Mar 20, 2019; Oxford University Press on behalf of Royal Society of Tropical Medicine and Hygiene. https://doi.org/10.1093/trstmh/trz009

Abstract

Abstract
Background
Artemisinin-based combination therapies (ACTs) have proven highly effective in reducing malaria morbidity in sub-Saharan Africa. Artemether–lumefantrine (AL) was introduced in 2005 as a first-line ACT for the treatment of uncomplicated malaria in Rwanda. Monitoring the therapeutic efficacy of ACTs is necessary to ensure effective malaria case management.

Methods
A comparative study on the efficacy of AL and dihydroartemisinin–piperaquine (DHP) was conducted in two sites, Masaka and Ruhuha, between September 2013 and December 2015. Clinical and parasitological responses were assessed at days 28 and 42.

Results
A total of 534 children were treated with AL (n=267) or DHP (n=267). After polymerase chain reaction (PCR) adjustment, 98.3% and 98.9% of children in the AL and DHP arms, respectively, achieved an adequate clinical and parasitological response (ACPR) at day 28. At day 42, PCR-adjusted ACPR proportions were 97.3% and 98.4% for AL and DHP, respectively.
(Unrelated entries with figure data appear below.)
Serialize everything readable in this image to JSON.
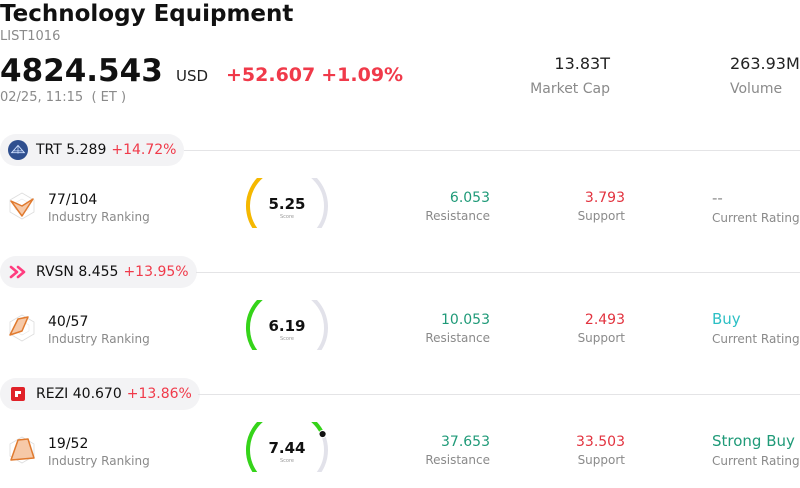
{
  "header": {
    "title": "Technology Equipment",
    "code": "LIST1016",
    "price": "4824.543",
    "currency": "USD",
    "change_abs": "+52.607",
    "change_pct": "+1.09%",
    "timestamp": "02/25, 11:15  ( ET )",
    "market_cap_value": "13.83T",
    "market_cap_label": "Market Cap",
    "volume_value": "263.93M",
    "volume_label": "Volume"
  },
  "colors": {
    "positive_change": "#f03a4a",
    "resistance": "#1f9a78",
    "support": "#e2333f",
    "rating_buy": "#2bbfc4",
    "rating_strong_buy": "#1f9a78",
    "rating_none": "#8a8a8a"
  },
  "stocks": [
    {
      "ticker": "TRT",
      "price": "5.289",
      "change": "+14.72%",
      "logo_icon": "trt-logo-icon",
      "ranking_value": "77/104",
      "ranking_label": "Industry Ranking",
      "score": "5.25",
      "score_value": 5.25,
      "score_label": "Score",
      "resistance_value": "6.053",
      "resistance_label": "Resistance",
      "support_value": "3.793",
      "support_label": "Support",
      "rating_value": "--",
      "rating_label": "Current Rating"
    },
    {
      "ticker": "RVSN",
      "price": "8.455",
      "change": "+13.95%",
      "logo_icon": "rvsn-logo-icon",
      "ranking_value": "40/57",
      "ranking_label": "Industry Ranking",
      "score": "6.19",
      "score_value": 6.19,
      "score_label": "Score",
      "resistance_value": "10.053",
      "resistance_label": "Resistance",
      "support_value": "2.493",
      "support_label": "Support",
      "rating_value": "Buy",
      "rating_label": "Current Rating"
    },
    {
      "ticker": "REZI",
      "price": "40.670",
      "change": "+13.86%",
      "logo_icon": "rezi-logo-icon",
      "ranking_value": "19/52",
      "ranking_label": "Industry Ranking",
      "score": "7.44",
      "score_value": 7.44,
      "score_label": "Score",
      "resistance_value": "37.653",
      "resistance_label": "Resistance",
      "support_value": "33.503",
      "support_label": "Support",
      "rating_value": "Strong Buy",
      "rating_label": "Current Rating"
    }
  ]
}
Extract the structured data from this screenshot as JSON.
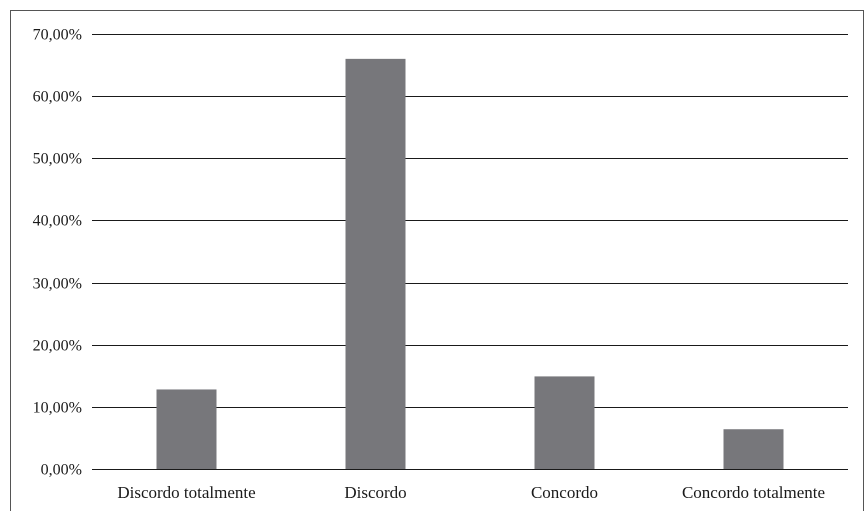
{
  "chart_data": {
    "type": "bar",
    "title": "",
    "xlabel": "",
    "ylabel": "",
    "categories": [
      "Discordo totalmente",
      "Discordo",
      "Concordo",
      "Concordo totalmente"
    ],
    "values": [
      12.8,
      66.0,
      14.9,
      6.4
    ],
    "ylim": [
      0,
      70
    ],
    "yticks": [
      0,
      10,
      20,
      30,
      40,
      50,
      60,
      70
    ],
    "ytick_labels": [
      "0,00%",
      "10,00%",
      "20,00%",
      "30,00%",
      "40,00%",
      "50,00%",
      "60,00%",
      "70,00%"
    ],
    "grid": true,
    "legend": "none",
    "colors": {
      "bar": "#77777b",
      "grid": "#1a1a1a",
      "frame": "#555555",
      "text": "#1a1a1a"
    }
  }
}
PCR-adjusted ACPR was 99% for both drugs at days 28 and 42 in Ruhuha. The PCR-adjusted ACPR proportions in Masaka were 97.3% for AL and 98.5% for DHP at day 28 and 95.2% for AL and 97.5% for DHP at day 42.

Conclusions
AL remains efficacious in Rwanda 10 y after its adoption. The probability of new infections occurring among patients in the DHP arm was significantly lower than those in the AL arm. DHP also demonstrated a greater post-treatment prophylactic effect against new infections compared with AL.